On World AIDS Day, it’s vital to remember that education has a key role to play in reaching the goal of “zero new infections, zero discrimination and zero AIDS-related deaths.”
Every day, about 1,000 children are infected with HIV. Almost all of them contract the virus during their mother’s pregnancy, during childbirth or when they are being breastfed. These infections could be avoided if mothers knew more about how HIV is transmitted.
As we highlighted in the 2011 Education for All Global Monitoring Report, only 59% of mothers with no formal education surveyed in sub-Saharan Africa knew that condoms could help reduce the spread of HIV. Among mothers who had attended secondary school, however, 81% knew how important it is for their partners to use condoms. Similarly, awareness of mother-to-child transmission and the effects of anti-retroviral drugs increases with years of schooling.
Education can also help reduce adult transmission of HIV by promoting safer sexual behaviour and addressing “the structural factors that facilitate the spread of HIV, including lack of opportunity and gender inequality,” according to UNESCO’s recently published strategy for HIV and AIDS. According to another UNESCO study, sexuality education programs are not only highly effective in reducing the spread of HIV, they can also save society money. Schools are “well-positioned to provide leadership in how to talk to young people about difficult subjects like HIV & AIDS”, as UNESCO experts told Harward EdCast earlier today.
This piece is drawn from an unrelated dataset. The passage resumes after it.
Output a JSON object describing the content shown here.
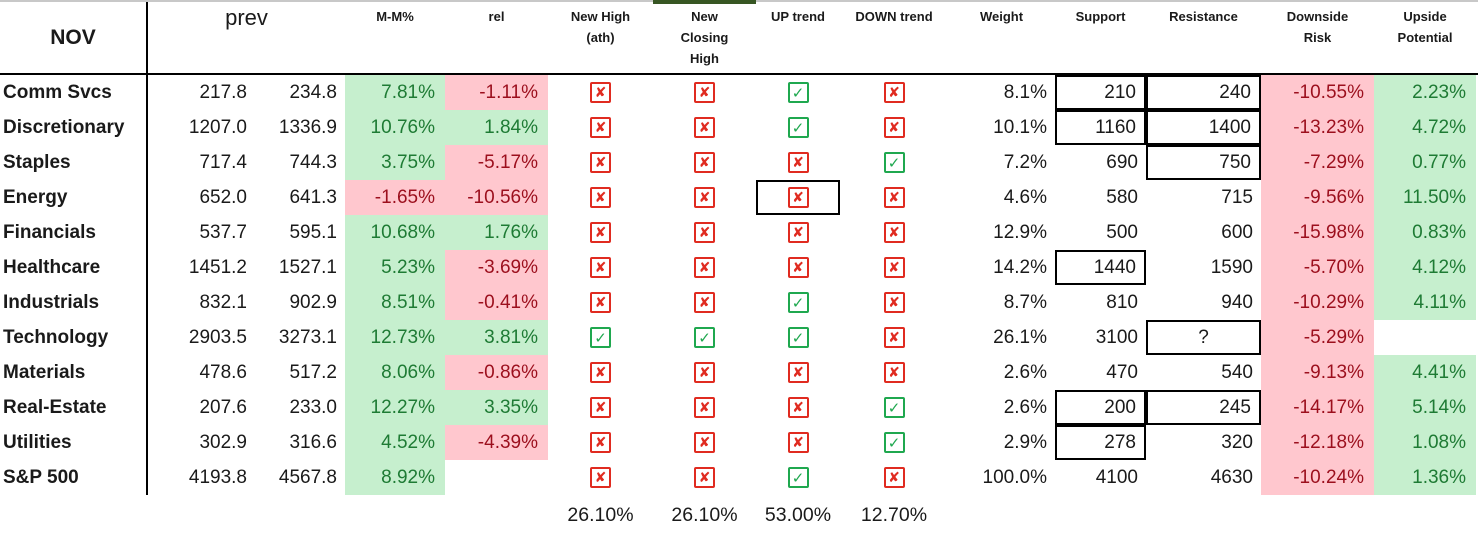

At the same time, HIV and AIDS remain strong barriers to achieving Education for All. As we highlighted in the 2010 EFA Global Monitoring Report, “Reaching the Marginalized”, children with HIV, orphaned children and children from households affected by HIV are among the children at most risk of educational marginalization. The high dropout rates associated with this disease are a major barrier to development. UNESCO’s education response to HIV/AIDS is therefore two-fold: to prevent the spread of HIV through education, and to protect the functions of the education system from the worst effects of the epidemic.
A school in a bag
A project in Malawi has shown that a more flexible approach to teaching methods and better community support could reduce school dropout in high HIV-prevalence areas in sub-Saharan Africa. Researchers found that a “school-in-a-bag” project, which more accurately identified children at risk of dropping out and provided them with a package of support, cut dropout numbers by almost half.
The support measures included a “school buddy” to encourage their learning and a “school-in-a-bag” pack (containing study guides, textbooks, pens and notebooks) so they could keep up with their learning outside the classroom. Weekly youth club meetings were organized where they could do their homework and get further help from youth leaders, who were given a “school-in-a-box” pack to help the children, including books, games, a football and a wind-up radio.
“Our research shows that you can break patterns of educational inequality and disadvantage if you help vulnerable children while they are still at primary school. But it requires an integrated strategy, including better teacher education and national policies”, said Professor Pat Pridmore of the Institute of Education, in London, which led the UK-funded project.